The section I information on revenues and expenses of the state raise an interesting but undiscussed issue: the report shows that for every year from 2021 through 2024 state government spending was substantially less than revenue. This seems at major odds with the usual budget reports that the state’s undesignated cash surplus has recently dropped. The figures reported for both revenues and expenses are very much higher than the numbers shown in the state budget. Much of the difference probably reflects state activities funded by the Federal government, which are outside the normal appropriations process, but some explanation would be welcome.

Section II on the position of state funds reports one bright spot: At the end of fiscal year 2024 New Jersey had the largest unassigned fund balance of any Northeastern state! But budget documents show that balance shrunk some in fiscal year 2025, and the Governor’s budget proposal estimates there will be some more shrinkage in fiscal year 2026.

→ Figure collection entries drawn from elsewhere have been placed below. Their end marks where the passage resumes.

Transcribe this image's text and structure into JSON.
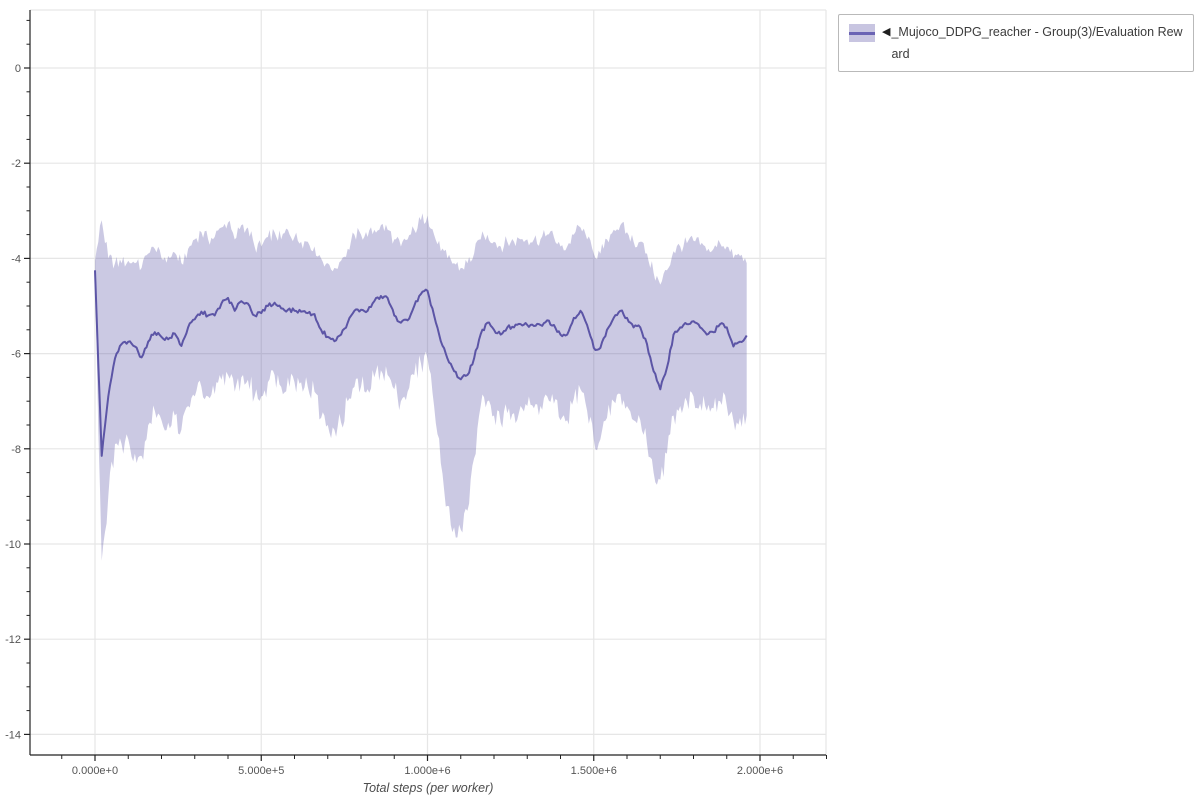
{
  "legend": {
    "arrow": "◀",
    "label": "_Mujoco_DDPG_reacher - Group(3)/Evaluation Reward"
  },
  "axes": {
    "x_label": "Total steps (per worker)"
  },
  "chart_data": {
    "type": "line",
    "title": "",
    "xlabel": "Total steps (per worker)",
    "ylabel": "",
    "grid": true,
    "legend_position": "top-right-outside",
    "xlim": [
      -195500,
      2198500
    ],
    "ylim": [
      -14.43,
      1.22
    ],
    "x_tick_labels": [
      {
        "value": 0,
        "label": "0.000e+0"
      },
      {
        "value": 500000,
        "label": "5.000e+5"
      },
      {
        "value": 1000000,
        "label": "1.000e+6"
      },
      {
        "value": 1500000,
        "label": "1.500e+6"
      },
      {
        "value": 2000000,
        "label": "2.000e+6"
      }
    ],
    "y_tick_labels": [
      {
        "value": 0,
        "label": "0"
      },
      {
        "value": -2,
        "label": "-2"
      },
      {
        "value": -4,
        "label": "-4"
      },
      {
        "value": -6,
        "label": "-6"
      },
      {
        "value": -8,
        "label": "-8"
      },
      {
        "value": -10,
        "label": "-10"
      },
      {
        "value": -12,
        "label": "-12"
      },
      {
        "value": -14,
        "label": "-14"
      }
    ],
    "x_minor_tick_step": 100000,
    "y_minor_tick_step": 0.5,
    "colors": {
      "line": "#5c55a6",
      "band": "rgba(98,90,170,0.33)",
      "grid": "#e6e6e6",
      "axis": "#222222",
      "tick_label": "#555555",
      "axis_label": "#4d4d4d"
    },
    "x": [
      0,
      20000,
      40000,
      60000,
      80000,
      100000,
      120000,
      140000,
      160000,
      180000,
      200000,
      220000,
      240000,
      260000,
      280000,
      300000,
      320000,
      340000,
      360000,
      380000,
      400000,
      420000,
      440000,
      460000,
      480000,
      500000,
      520000,
      540000,
      560000,
      580000,
      600000,
      620000,
      640000,
      660000,
      680000,
      700000,
      720000,
      740000,
      760000,
      780000,
      800000,
      820000,
      840000,
      860000,
      880000,
      900000,
      920000,
      940000,
      960000,
      980000,
      1000000,
      1020000,
      1040000,
      1060000,
      1080000,
      1100000,
      1120000,
      1140000,
      1160000,
      1180000,
      1200000,
      1220000,
      1240000,
      1260000,
      1280000,
      1300000,
      1320000,
      1340000,
      1360000,
      1380000,
      1400000,
      1420000,
      1440000,
      1460000,
      1480000,
      1500000,
      1520000,
      1540000,
      1560000,
      1580000,
      1600000,
      1620000,
      1640000,
      1660000,
      1680000,
      1700000,
      1720000,
      1740000,
      1760000,
      1780000,
      1800000,
      1820000,
      1840000,
      1860000,
      1880000,
      1900000,
      1920000,
      1940000,
      1960000
    ],
    "series": [
      {
        "name": "_Mujoco_DDPG_reacher - Group(3)/Evaluation Reward",
        "mean": [
          -4.25,
          -8.15,
          -6.9,
          -6.1,
          -5.8,
          -5.75,
          -5.85,
          -6.08,
          -5.75,
          -5.55,
          -5.65,
          -5.7,
          -5.58,
          -5.84,
          -5.45,
          -5.28,
          -5.12,
          -5.2,
          -5.2,
          -4.95,
          -4.83,
          -5.1,
          -4.9,
          -4.95,
          -5.2,
          -5.15,
          -5.0,
          -4.93,
          -5.05,
          -5.08,
          -5.1,
          -5.12,
          -5.15,
          -5.17,
          -5.5,
          -5.65,
          -5.74,
          -5.6,
          -5.35,
          -5.1,
          -5.08,
          -5.1,
          -4.9,
          -4.79,
          -4.83,
          -5.2,
          -5.35,
          -5.3,
          -5.0,
          -4.75,
          -4.68,
          -5.2,
          -5.74,
          -6.1,
          -6.37,
          -6.54,
          -6.45,
          -6.1,
          -5.59,
          -5.35,
          -5.5,
          -5.6,
          -5.45,
          -5.45,
          -5.38,
          -5.4,
          -5.42,
          -5.4,
          -5.3,
          -5.4,
          -5.6,
          -5.6,
          -5.25,
          -5.1,
          -5.4,
          -5.88,
          -5.88,
          -5.5,
          -5.25,
          -5.1,
          -5.25,
          -5.45,
          -5.45,
          -5.8,
          -6.37,
          -6.75,
          -6.3,
          -5.6,
          -5.45,
          -5.38,
          -5.32,
          -5.45,
          -5.6,
          -5.55,
          -5.38,
          -5.45,
          -5.85,
          -5.75,
          -5.62
        ],
        "band_upper": [
          -4.05,
          -3.2,
          -4.0,
          -4.1,
          -4.1,
          -4.05,
          -4.1,
          -4.2,
          -3.9,
          -3.8,
          -4.0,
          -3.95,
          -3.88,
          -4.1,
          -3.8,
          -3.6,
          -3.45,
          -3.6,
          -3.55,
          -3.35,
          -3.25,
          -3.6,
          -3.3,
          -3.35,
          -3.75,
          -3.75,
          -3.55,
          -3.45,
          -3.6,
          -3.4,
          -3.55,
          -3.65,
          -3.65,
          -3.75,
          -4.0,
          -4.1,
          -4.2,
          -4.05,
          -3.8,
          -3.5,
          -3.5,
          -3.55,
          -3.4,
          -3.3,
          -3.4,
          -3.6,
          -3.75,
          -3.6,
          -3.4,
          -3.2,
          -3.1,
          -3.5,
          -3.85,
          -4.0,
          -4.1,
          -4.2,
          -4.1,
          -3.9,
          -3.6,
          -3.5,
          -3.65,
          -3.75,
          -3.65,
          -3.65,
          -3.6,
          -3.6,
          -3.6,
          -3.6,
          -3.5,
          -3.55,
          -3.75,
          -3.75,
          -3.5,
          -3.35,
          -3.6,
          -3.9,
          -3.9,
          -3.6,
          -3.4,
          -3.3,
          -3.45,
          -3.65,
          -3.65,
          -3.9,
          -4.3,
          -4.55,
          -4.25,
          -3.85,
          -3.75,
          -3.68,
          -3.63,
          -3.72,
          -3.85,
          -3.8,
          -3.68,
          -3.75,
          -4.0,
          -3.95,
          -4.1
        ],
        "band_lower": [
          -4.5,
          -10.35,
          -9.0,
          -7.9,
          -7.9,
          -7.8,
          -8.1,
          -8.15,
          -7.5,
          -7.2,
          -7.4,
          -7.45,
          -7.3,
          -7.6,
          -7.1,
          -6.9,
          -6.7,
          -6.9,
          -6.85,
          -6.55,
          -6.45,
          -6.8,
          -6.5,
          -6.55,
          -6.9,
          -6.9,
          -6.6,
          -6.45,
          -6.7,
          -6.5,
          -6.6,
          -6.6,
          -6.7,
          -6.8,
          -7.35,
          -7.5,
          -7.6,
          -7.45,
          -7.0,
          -6.7,
          -6.7,
          -6.75,
          -6.5,
          -6.35,
          -6.45,
          -6.75,
          -7.0,
          -6.8,
          -6.45,
          -6.2,
          -6.1,
          -7.1,
          -8.3,
          -9.2,
          -9.65,
          -9.7,
          -9.3,
          -8.2,
          -7.1,
          -7.0,
          -7.3,
          -7.45,
          -7.25,
          -7.25,
          -7.1,
          -7.1,
          -7.15,
          -7.1,
          -6.9,
          -7.05,
          -7.4,
          -7.4,
          -6.95,
          -6.75,
          -7.2,
          -7.8,
          -7.8,
          -7.35,
          -7.0,
          -6.85,
          -7.1,
          -7.4,
          -7.4,
          -7.9,
          -8.5,
          -8.65,
          -8.1,
          -7.3,
          -7.1,
          -7.0,
          -6.9,
          -7.05,
          -7.2,
          -7.15,
          -7.0,
          -7.1,
          -7.4,
          -7.35,
          -7.3
        ]
      }
    ]
  }
}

In the Section III discussion of the state budget there is a comparison of “anticipated” and “actual” revenue for recent fiscal years. The “anticipated” revenue figure is the amount the Governor “certifies” in the Appropriations Act, while the actual is the amount actually collected. The differences are typically fairly small, but in fiscal 2021 actual revenue was much larger—not mentioned, but largely reflecting the emergency debt issue during the pandemic—and in fiscal 2022 there was a large, unexpected, revenue surge.

New Jersey’s Economy: Middle of the Pack Compared to Peers

Section IV shows the trends in some major New Jersey statistics: population, unemployment, and real Gross State Product (GSP), with some comparisons to the other Northeastern states. While New Jersey’s aggregate GSP is third-highest in the region (behind only New York and Pennsylvania) on a per capita basis we are more in the middle of the pack: well under New York and Massachusetts (the extraordinary figure for DC—more than twice as high as New York—reflects the very unusual circumstance of the city, which has more workers than residents). The relatively low figure for New Jersey may look surprising, considering that we are typically very near the top of the nation for income per capita or per household. The explanation is that much of the income of New Jersey residents is earned from working in New York, adding to New York output, but not New Jersey’s. The US Bureau of Economic Analysis estimates that in 2024 the difference between the income New Jersey residents earned out of state (surely mainly in New York) and the income out of state residents earned in New Jersey was more than $85 billion, which was equal to 10% of New Jersey’s (current-dollar) GSP. In a sense, the residents of New Jersey are richer than the state’s economy would suggest. High income people, unsurprisingly, tend to demand high quality, costly, public services. But in our case those services must be financed by means that are unusually costly for the state’s economy. In my view, failure to recognize this fundamental issue is the ultimate, underlying, cause for many of the problems New Jersey state finance has had in the last generation. Our economy is not large enough to readily finance everything that is desired, and expedients—on the spending and on the revenue side–are resorted to when the pressures become intense. Many of these expedients have persisted and tend to become distorting (for instance, unusually high tax rates at the top playing some role in spurring outmigration), imposing costs on the state’s economy.

While limitations of some of the items and discussion presented have been noted here, on balance this report is a remarkably good document, illustrating the ongoing challenges the state faces, and documenting that we continue to trail our neighbors. The State Auditor deserves praise for it, and future editions will be eagerly awaited. All those interested in New Jersey state finances should have it available.